Changing trends and allergens in the patch test standard series: a mayo clinic 5-year retrospective review, january 1, 2001, through december 31, 2005

Mark D P Davis, Leigh Ann Scalf, James A Yiannias, Janet F Cheng, Rokea A El-Azhary, Audrey L Rohlinger, Sara A Farmer, Debra D Fett, Janis S Johnson, Diane L Nordberg Linehan, Donna M Richardson, Arnold L Schroeter, Suzanne M Connolly
Archives of Dermatology 2008, 144 (1): 67-72

OBJECTIVE: To present and interpret results of patch testing with the Mayo Clinic standard series over 5 years.

DESIGN: Retrospective study. A standardized patch testing technique was used. Data were recorded on a standardized computer program from January 1, 2001, to December 31, 2005, and analyzed.

SETTING: Tertiary referral center.

PATIENTS: Patients who were referred for patch testing.

INTERVENTION: Patch testing with the "standard series," ie, a standard series of allergens used by most clinicians to identify the most common offending allergens in patients with allergic contact dermatitis.

MAIN OUTCOME MEASURES: Number of patients patch tested, allergens used over this period, and rates of allergic patch test reactions to allergens.

RESULTS: A total of 3854 patients (mean age, 55.1 years; age range, 6.2-99.4 years; 2576 female [66.8%]) were tested. All dermatologists in the department performed patch testing.
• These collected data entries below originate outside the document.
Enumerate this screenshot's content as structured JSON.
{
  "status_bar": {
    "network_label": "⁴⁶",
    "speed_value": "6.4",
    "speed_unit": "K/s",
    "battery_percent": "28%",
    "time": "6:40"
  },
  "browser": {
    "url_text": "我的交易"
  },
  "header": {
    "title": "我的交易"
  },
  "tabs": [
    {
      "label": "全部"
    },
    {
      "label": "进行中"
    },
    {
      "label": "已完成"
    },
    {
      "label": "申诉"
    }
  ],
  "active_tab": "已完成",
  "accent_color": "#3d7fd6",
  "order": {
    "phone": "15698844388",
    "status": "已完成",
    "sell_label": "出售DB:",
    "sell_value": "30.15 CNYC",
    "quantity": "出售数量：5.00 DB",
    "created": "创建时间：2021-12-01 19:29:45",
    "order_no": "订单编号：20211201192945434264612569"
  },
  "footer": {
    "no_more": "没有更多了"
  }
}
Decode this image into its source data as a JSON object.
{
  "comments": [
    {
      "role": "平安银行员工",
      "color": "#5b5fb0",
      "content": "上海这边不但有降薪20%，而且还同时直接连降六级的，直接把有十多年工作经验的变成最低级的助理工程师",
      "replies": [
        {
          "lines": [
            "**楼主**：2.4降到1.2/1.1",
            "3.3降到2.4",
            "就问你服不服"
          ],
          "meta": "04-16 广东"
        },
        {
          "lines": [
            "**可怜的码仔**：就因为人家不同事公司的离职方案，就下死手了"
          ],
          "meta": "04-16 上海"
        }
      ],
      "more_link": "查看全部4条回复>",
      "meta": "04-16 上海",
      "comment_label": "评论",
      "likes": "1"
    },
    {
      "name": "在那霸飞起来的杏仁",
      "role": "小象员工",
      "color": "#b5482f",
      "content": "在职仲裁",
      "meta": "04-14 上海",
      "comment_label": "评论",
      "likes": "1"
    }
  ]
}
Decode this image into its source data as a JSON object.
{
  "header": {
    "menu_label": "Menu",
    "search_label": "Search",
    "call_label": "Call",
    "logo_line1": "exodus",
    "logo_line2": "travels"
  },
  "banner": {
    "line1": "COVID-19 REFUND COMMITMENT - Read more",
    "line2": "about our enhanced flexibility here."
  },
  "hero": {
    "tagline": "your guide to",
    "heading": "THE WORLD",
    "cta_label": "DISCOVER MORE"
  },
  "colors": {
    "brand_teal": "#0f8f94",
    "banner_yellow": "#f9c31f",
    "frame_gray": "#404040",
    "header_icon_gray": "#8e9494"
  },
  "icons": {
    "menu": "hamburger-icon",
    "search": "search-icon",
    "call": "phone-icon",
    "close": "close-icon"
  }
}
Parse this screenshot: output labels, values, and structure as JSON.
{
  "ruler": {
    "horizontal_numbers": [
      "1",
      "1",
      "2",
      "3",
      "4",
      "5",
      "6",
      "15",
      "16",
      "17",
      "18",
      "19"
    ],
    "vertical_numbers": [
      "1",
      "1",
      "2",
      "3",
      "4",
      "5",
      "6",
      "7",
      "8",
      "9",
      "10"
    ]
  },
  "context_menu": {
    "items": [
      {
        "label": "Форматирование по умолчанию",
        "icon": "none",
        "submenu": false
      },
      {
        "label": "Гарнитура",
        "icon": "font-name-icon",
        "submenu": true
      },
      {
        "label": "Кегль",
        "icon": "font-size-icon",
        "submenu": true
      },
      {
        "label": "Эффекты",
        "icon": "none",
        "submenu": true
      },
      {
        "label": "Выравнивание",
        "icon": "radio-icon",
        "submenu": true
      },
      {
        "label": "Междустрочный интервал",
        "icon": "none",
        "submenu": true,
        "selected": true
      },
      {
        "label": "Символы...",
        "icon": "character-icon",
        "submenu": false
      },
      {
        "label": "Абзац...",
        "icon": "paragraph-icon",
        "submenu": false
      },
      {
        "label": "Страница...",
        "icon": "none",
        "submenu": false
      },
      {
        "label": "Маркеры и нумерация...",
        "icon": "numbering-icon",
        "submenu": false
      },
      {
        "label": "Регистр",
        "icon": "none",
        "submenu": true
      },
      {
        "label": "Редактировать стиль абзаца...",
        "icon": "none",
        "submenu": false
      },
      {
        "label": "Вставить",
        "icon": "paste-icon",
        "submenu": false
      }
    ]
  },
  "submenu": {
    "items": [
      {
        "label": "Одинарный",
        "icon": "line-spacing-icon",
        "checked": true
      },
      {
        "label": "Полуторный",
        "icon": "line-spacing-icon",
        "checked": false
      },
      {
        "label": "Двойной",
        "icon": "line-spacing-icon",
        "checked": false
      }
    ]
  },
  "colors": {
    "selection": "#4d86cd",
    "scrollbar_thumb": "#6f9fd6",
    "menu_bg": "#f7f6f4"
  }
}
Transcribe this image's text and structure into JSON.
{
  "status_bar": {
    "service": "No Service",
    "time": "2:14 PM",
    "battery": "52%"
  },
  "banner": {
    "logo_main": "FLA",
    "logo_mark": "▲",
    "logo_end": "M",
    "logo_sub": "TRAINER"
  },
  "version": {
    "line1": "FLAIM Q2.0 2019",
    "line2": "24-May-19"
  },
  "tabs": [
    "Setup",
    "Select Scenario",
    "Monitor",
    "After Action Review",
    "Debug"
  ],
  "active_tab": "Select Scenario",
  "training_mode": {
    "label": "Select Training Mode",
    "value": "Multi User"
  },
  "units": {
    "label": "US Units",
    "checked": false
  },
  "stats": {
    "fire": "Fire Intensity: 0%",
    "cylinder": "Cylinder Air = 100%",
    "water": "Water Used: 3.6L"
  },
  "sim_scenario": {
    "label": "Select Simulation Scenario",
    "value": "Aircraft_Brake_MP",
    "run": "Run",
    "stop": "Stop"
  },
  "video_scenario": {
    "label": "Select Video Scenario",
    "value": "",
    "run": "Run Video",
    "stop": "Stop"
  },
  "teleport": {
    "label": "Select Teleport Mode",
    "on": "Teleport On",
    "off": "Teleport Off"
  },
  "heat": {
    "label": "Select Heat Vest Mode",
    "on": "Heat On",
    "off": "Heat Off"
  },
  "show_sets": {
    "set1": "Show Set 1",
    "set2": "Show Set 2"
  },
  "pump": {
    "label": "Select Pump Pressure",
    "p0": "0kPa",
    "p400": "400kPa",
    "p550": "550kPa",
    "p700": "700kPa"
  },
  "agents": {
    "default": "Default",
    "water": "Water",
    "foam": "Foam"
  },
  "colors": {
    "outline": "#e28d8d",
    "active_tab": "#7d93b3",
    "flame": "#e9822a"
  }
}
The mean number of allergens included was 69.3 (range, 6-87). There were 2664 patients with at least 1 positive reaction (69.1%) and 1933 with 2 or more positive reactions (50.2%). Metals, fragrances, topical antibiotics, preservatives, and individual allergens used in hair-care products, topical corticosteroids, glues, plastics, and rubber were still the most common allergen groups associated with allergic patch test reactions.

CONCLUSIONS: We describe the structure of the patch testing service at our referral center. Ongoing analysis of our patch test reaction rates allows us to recommend broad, clinically relevant, and up-to-date allergens for testing.